Manchin has previously blasted the Obama administration’s efforts to fight climate change during his 2018 reelection campaign for Senate. His sudden focus on climate change comes as environmental activists are opposing his potential promotion to top Democrat on the Senate Energy and Natural Resources Committee in 2019 due to his anti-environment and pro-coal stances.

In her op-ed, Hitt criticized Senate Energy and Natural Resources Chairwoman Lisa Murkowski (R-AK) for “recklessly” letting McNamee’s nomination move forward to a full Senate vote.

“Murkowski’s decision is all the more troubling considering that she rejected Ron Binz’s FERC nomination in 2013 because she perceived a bias in his past work on clean energy,” Hitt wrote. “Yet she was willing to overlook McNamee’s overt devotion to fossil fuels and antipathy toward America’s clean energy revolution.”

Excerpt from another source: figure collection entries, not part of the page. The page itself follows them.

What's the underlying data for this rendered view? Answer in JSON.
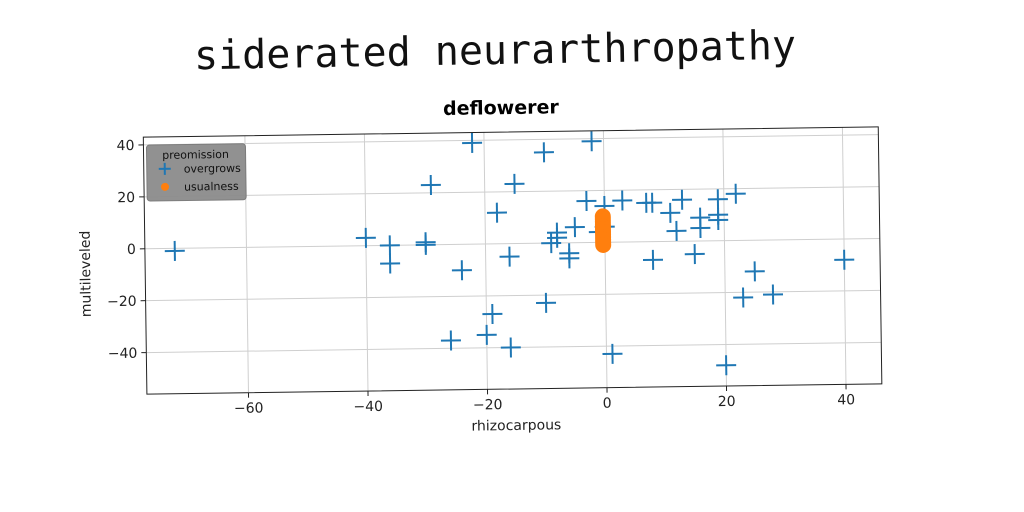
{
  "page_title": "siderated neurarthropathy",
  "chart_data": {
    "type": "scatter",
    "title": "deflowerer",
    "xlabel": "rhizocarpous",
    "ylabel": "multileveled",
    "xlim": [
      -77,
      46
    ],
    "ylim": [
      -56,
      43
    ],
    "xticks": [
      -60,
      -40,
      -20,
      0,
      20,
      40
    ],
    "yticks": [
      -40,
      -20,
      0,
      20,
      40
    ],
    "xtick_labels": [
      "−60",
      "−40",
      "−20",
      "0",
      "20",
      "40"
    ],
    "ytick_labels": [
      "−40",
      "−20",
      "0",
      "20",
      "40"
    ],
    "grid": true,
    "legend": {
      "title": "preomission",
      "position": "top-left"
    },
    "series": [
      {
        "name": "overgrows",
        "marker": "plus",
        "color": "#1f77b4",
        "points": [
          [
            -72,
            -1
          ],
          [
            -40,
            3
          ],
          [
            -36,
            0
          ],
          [
            -36,
            -7
          ],
          [
            -30,
            1
          ],
          [
            -30,
            0
          ],
          [
            -29,
            23
          ],
          [
            -24,
            -10
          ],
          [
            -26,
            -37
          ],
          [
            -22,
            39
          ],
          [
            -20,
            -35
          ],
          [
            -19,
            -27
          ],
          [
            -18,
            12
          ],
          [
            -16,
            -40
          ],
          [
            -16,
            -5
          ],
          [
            -15,
            23
          ],
          [
            -10,
            -23
          ],
          [
            -10,
            35
          ],
          [
            -9,
            0
          ],
          [
            -8,
            4
          ],
          [
            -8,
            2
          ],
          [
            -6,
            -6
          ],
          [
            -6,
            -4
          ],
          [
            -5,
            6
          ],
          [
            -3,
            16
          ],
          [
            -2,
            39
          ],
          [
            -1,
            4
          ],
          [
            0,
            14
          ],
          [
            0,
            6
          ],
          [
            1,
            -43
          ],
          [
            3,
            16
          ],
          [
            7,
            15
          ],
          [
            8,
            15
          ],
          [
            8,
            -7
          ],
          [
            11,
            11
          ],
          [
            12,
            4
          ],
          [
            13,
            16
          ],
          [
            15,
            -5
          ],
          [
            16,
            9
          ],
          [
            16,
            5
          ],
          [
            19,
            16
          ],
          [
            19,
            10
          ],
          [
            19,
            8
          ],
          [
            20,
            -48
          ],
          [
            22,
            18
          ],
          [
            23,
            -22
          ],
          [
            25,
            -12
          ],
          [
            28,
            -21
          ],
          [
            40,
            -8
          ]
        ]
      },
      {
        "name": "usualness",
        "marker": "circle",
        "color": "#ff7f0e",
        "points": [
          [
            -0.3,
            10
          ],
          [
            -0.3,
            9
          ],
          [
            -0.3,
            8
          ],
          [
            -0.3,
            7
          ],
          [
            -0.3,
            6
          ],
          [
            -0.3,
            5
          ],
          [
            -0.3,
            4
          ],
          [
            -0.3,
            3
          ],
          [
            -0.3,
            2
          ],
          [
            -0.3,
            1
          ],
          [
            -0.3,
            0
          ],
          [
            -0.3,
            -1
          ]
        ]
      }
    ]
  }
}
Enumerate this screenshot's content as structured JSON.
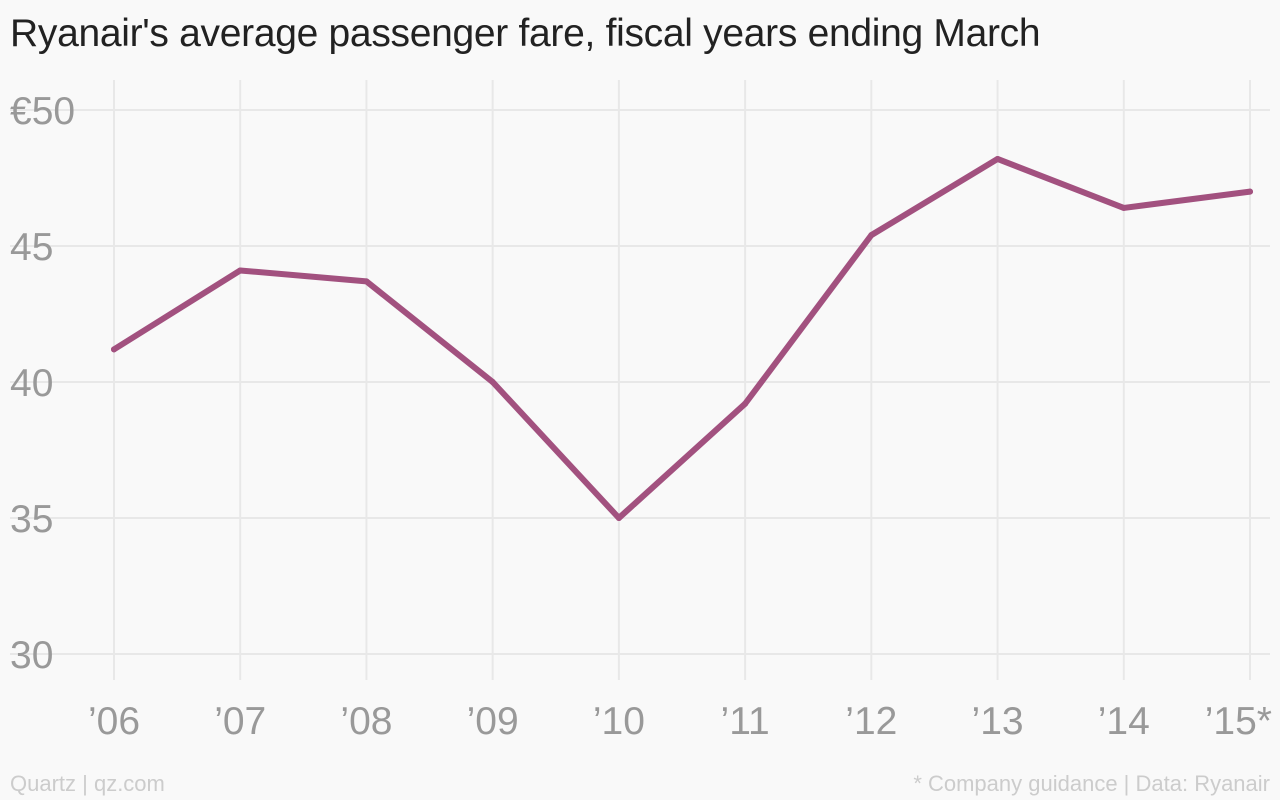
{
  "title": "Ryanair's average passenger fare, fiscal years ending March",
  "footer": {
    "source_left": "Quartz | qz.com",
    "source_right": "* Company guidance | Data: Ryanair"
  },
  "colors": {
    "line": "#a2517f",
    "grid": "#e8e8e8",
    "tick_text": "#999999",
    "title_text": "#222222",
    "background": "#f9f9f9"
  },
  "chart_data": {
    "type": "line",
    "title": "Ryanair's average passenger fare, fiscal years ending March",
    "xlabel": "",
    "ylabel": "",
    "categories": [
      "’06",
      "’07",
      "’08",
      "’09",
      "’10",
      "’11",
      "’12",
      "’13",
      "’14",
      "’15*"
    ],
    "series": [
      {
        "values": [
          41.2,
          44.1,
          43.7,
          40.0,
          35.0,
          39.2,
          45.4,
          48.2,
          46.4,
          47.0
        ]
      }
    ],
    "ylim": [
      30,
      50
    ],
    "yticks": [
      30,
      35,
      40,
      45,
      50
    ],
    "ytick_labels": [
      "30",
      "35",
      "40",
      "45",
      "€50"
    ],
    "grid": true,
    "legend": "none"
  }
}
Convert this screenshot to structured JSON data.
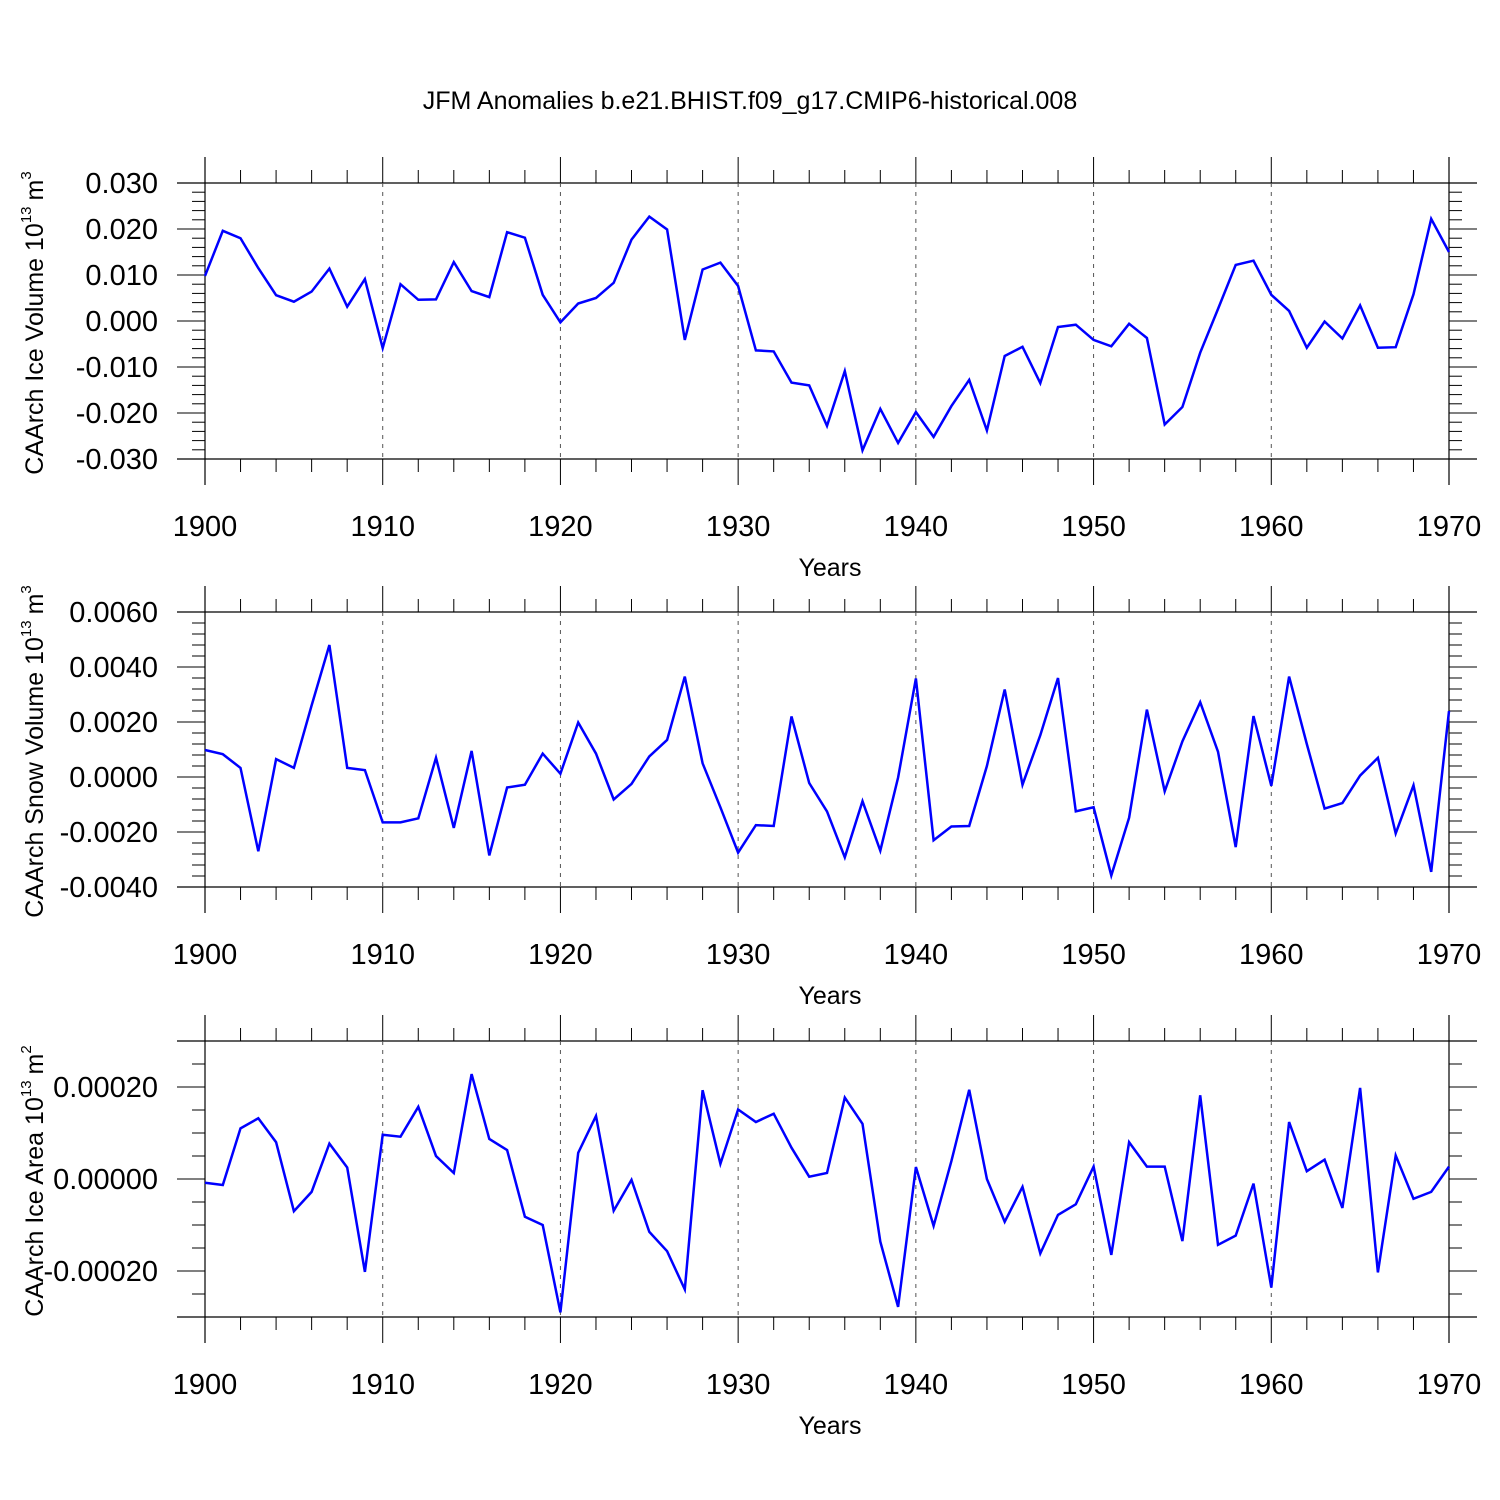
{
  "title": "JFM Anomalies b.e21.BHIST.f09_g17.CMIP6-historical.008",
  "colors": {
    "series": "#0000ff",
    "axes": "#000000",
    "grid": "#555555"
  },
  "chart_data": [
    {
      "type": "line",
      "ylabel": "CAArch Ice Volume",
      "yunit_base": "10",
      "yunit_exp": "13",
      "yunit_tail": "m",
      "yunit_tail_exp": "3",
      "xlabel": "Years",
      "xlim": [
        1900,
        1970
      ],
      "ylim": [
        -0.03,
        0.03
      ],
      "yticks": [
        0.03,
        0.02,
        0.01,
        0.0,
        -0.01,
        -0.02,
        -0.03
      ],
      "ytick_labels": [
        "0.030",
        "0.020",
        "0.010",
        "0.000",
        "-0.010",
        "-0.020",
        "-0.030"
      ],
      "yminor": 0.002,
      "xticks": [
        1900,
        1910,
        1920,
        1930,
        1940,
        1950,
        1960,
        1970
      ],
      "xtick_labels": [
        "1900",
        "1910",
        "1920",
        "1930",
        "1940",
        "1950",
        "1960",
        "1970"
      ],
      "grid_x": [
        1910,
        1920,
        1930,
        1940,
        1950,
        1960
      ],
      "x_start": 1900,
      "values": [
        0.0098,
        0.0196,
        0.018,
        0.0115,
        0.0056,
        0.0042,
        0.0064,
        0.0114,
        0.0031,
        0.0091,
        -0.0059,
        0.008,
        0.0046,
        0.0047,
        0.0128,
        0.0065,
        0.0052,
        0.0193,
        0.0181,
        0.0057,
        -0.0003,
        0.0038,
        0.005,
        0.0083,
        0.0177,
        0.0227,
        0.0199,
        -0.0041,
        0.0112,
        0.0127,
        0.0076,
        -0.0064,
        -0.0066,
        -0.0134,
        -0.014,
        -0.0228,
        -0.0109,
        -0.0281,
        -0.0191,
        -0.0265,
        -0.0198,
        -0.0252,
        -0.0185,
        -0.0128,
        -0.0238,
        -0.0076,
        -0.0056,
        -0.0135,
        -0.0013,
        -0.0008,
        -0.0041,
        -0.0055,
        -0.0006,
        -0.0037,
        -0.0225,
        -0.0187,
        -0.0069,
        0.0026,
        0.0122,
        0.0131,
        0.0057,
        0.0022,
        -0.0058,
        -0.0001,
        -0.0038,
        0.0034,
        -0.0058,
        -0.0057,
        0.0058,
        0.0222,
        0.015
      ]
    },
    {
      "type": "line",
      "ylabel": "CAArch Snow Volume",
      "yunit_base": "10",
      "yunit_exp": "13",
      "yunit_tail": "m",
      "yunit_tail_exp": "3",
      "xlabel": "Years",
      "xlim": [
        1900,
        1970
      ],
      "ylim": [
        -0.004,
        0.006
      ],
      "yticks": [
        0.006,
        0.004,
        0.002,
        0.0,
        -0.002,
        -0.004
      ],
      "ytick_labels": [
        "0.0060",
        "0.0040",
        "0.0020",
        "0.0000",
        "-0.0020",
        "-0.0040"
      ],
      "yminor": 0.0004,
      "xticks": [
        1900,
        1910,
        1920,
        1930,
        1940,
        1950,
        1960,
        1970
      ],
      "xtick_labels": [
        "1900",
        "1910",
        "1920",
        "1930",
        "1940",
        "1950",
        "1960",
        "1970"
      ],
      "grid_x": [
        1910,
        1920,
        1930,
        1940,
        1950,
        1960
      ],
      "x_start": 1900,
      "values": [
        0.00098,
        0.00083,
        0.00033,
        -0.0027,
        0.00065,
        0.00033,
        0.0026,
        0.0048,
        0.00033,
        0.00025,
        -0.00165,
        -0.00165,
        -0.0015,
        0.0007,
        -0.00185,
        0.00095,
        -0.00285,
        -0.00038,
        -0.00028,
        0.00085,
        0.00012,
        0.00198,
        0.00085,
        -0.00082,
        -0.00025,
        0.00075,
        0.00135,
        0.00365,
        0.0005,
        -0.0011,
        -0.00275,
        -0.00175,
        -0.00178,
        0.0022,
        -0.00022,
        -0.00125,
        -0.00292,
        -0.00088,
        -0.00268,
        -2e-05,
        0.00358,
        -0.0023,
        -0.0018,
        -0.00178,
        0.0004,
        0.00318,
        -0.00028,
        0.00152,
        0.0036,
        -0.00125,
        -0.0011,
        -0.00358,
        -0.00148,
        0.00245,
        -0.00052,
        0.0013,
        0.00272,
        0.00092,
        -0.00255,
        0.00222,
        -0.00032,
        0.00365,
        0.0012,
        -0.00115,
        -0.00095,
        5e-05,
        0.0007,
        -0.00205,
        -0.0003,
        -0.00345,
        0.0024
      ]
    },
    {
      "type": "line",
      "ylabel": "CAArch Ice Area",
      "yunit_base": "10",
      "yunit_exp": "13",
      "yunit_tail": "m",
      "yunit_tail_exp": "2",
      "xlabel": "Years",
      "xlim": [
        1900,
        1970
      ],
      "ylim": [
        -0.0003,
        0.0003
      ],
      "yticks": [
        0.0002,
        0.0,
        -0.0002
      ],
      "ytick_labels": [
        "0.00020",
        "0.00000",
        "-0.00020"
      ],
      "yminor": 5e-05,
      "xticks": [
        1900,
        1910,
        1920,
        1930,
        1940,
        1950,
        1960,
        1970
      ],
      "xtick_labels": [
        "1900",
        "1910",
        "1920",
        "1930",
        "1940",
        "1950",
        "1960",
        "1970"
      ],
      "grid_x": [
        1910,
        1920,
        1930,
        1940,
        1950,
        1960
      ],
      "x_start": 1900,
      "values": [
        -8e-06,
        -1.3e-05,
        0.00011,
        0.000132,
        8e-05,
        -7e-05,
        -2.8e-05,
        7.7e-05,
        2.5e-05,
        -0.000202,
        9.6e-05,
        9.2e-05,
        0.000157,
        5e-05,
        1.3e-05,
        0.000228,
        8.7e-05,
        6.3e-05,
        -8.2e-05,
        -0.0001,
        -0.00029,
        5.7e-05,
        0.000137,
        -6.9e-05,
        -2e-06,
        -0.000115,
        -0.000157,
        -0.00024,
        0.000193,
        3.3e-05,
        0.000151,
        0.000124,
        0.000142,
        6.8e-05,
        5e-06,
        1.3e-05,
        0.000177,
        0.00012,
        -0.000136,
        -0.000278,
        2.6e-05,
        -0.000102,
        3.9e-05,
        0.000194,
        0.0,
        -9.3e-05,
        -1.7e-05,
        -0.000162,
        -7.8e-05,
        -5.5e-05,
        2.7e-05,
        -0.000165,
        8e-05,
        2.7e-05,
        2.7e-05,
        -0.000135,
        0.000182,
        -0.000143,
        -0.000123,
        -1e-05,
        -0.000236,
        0.000124,
        1.7e-05,
        4.2e-05,
        -6.3e-05,
        0.000198,
        -0.000203,
        5.1e-05,
        -4.3e-05,
        -2.8e-05,
        2.7e-05
      ]
    }
  ]
}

On Wednesday, Sen. Ron Wyden (D-OR) also expressed skepticism that McNamee could be a fair arbiter if a similar pricing proposal to the one he previously drafted that benefits coal and nuclear plants were presented to FERC.

McNamee has “a track record of wanting to do the bidding of special interests,” Wyden said in comments on the Senate floor before the vote to end debate on the nomination.

Trump’s nomination of McNamee is a “deliberate effort to hijack sound market-oriented principles that would naturally take you to cleaner power rather than dirty, old coal facilities.”

The Oregon senator on Wednesday also repeated what he said at McNamee’s earlier confirmation hearing: “This is putting the fox inside the chicken coop.”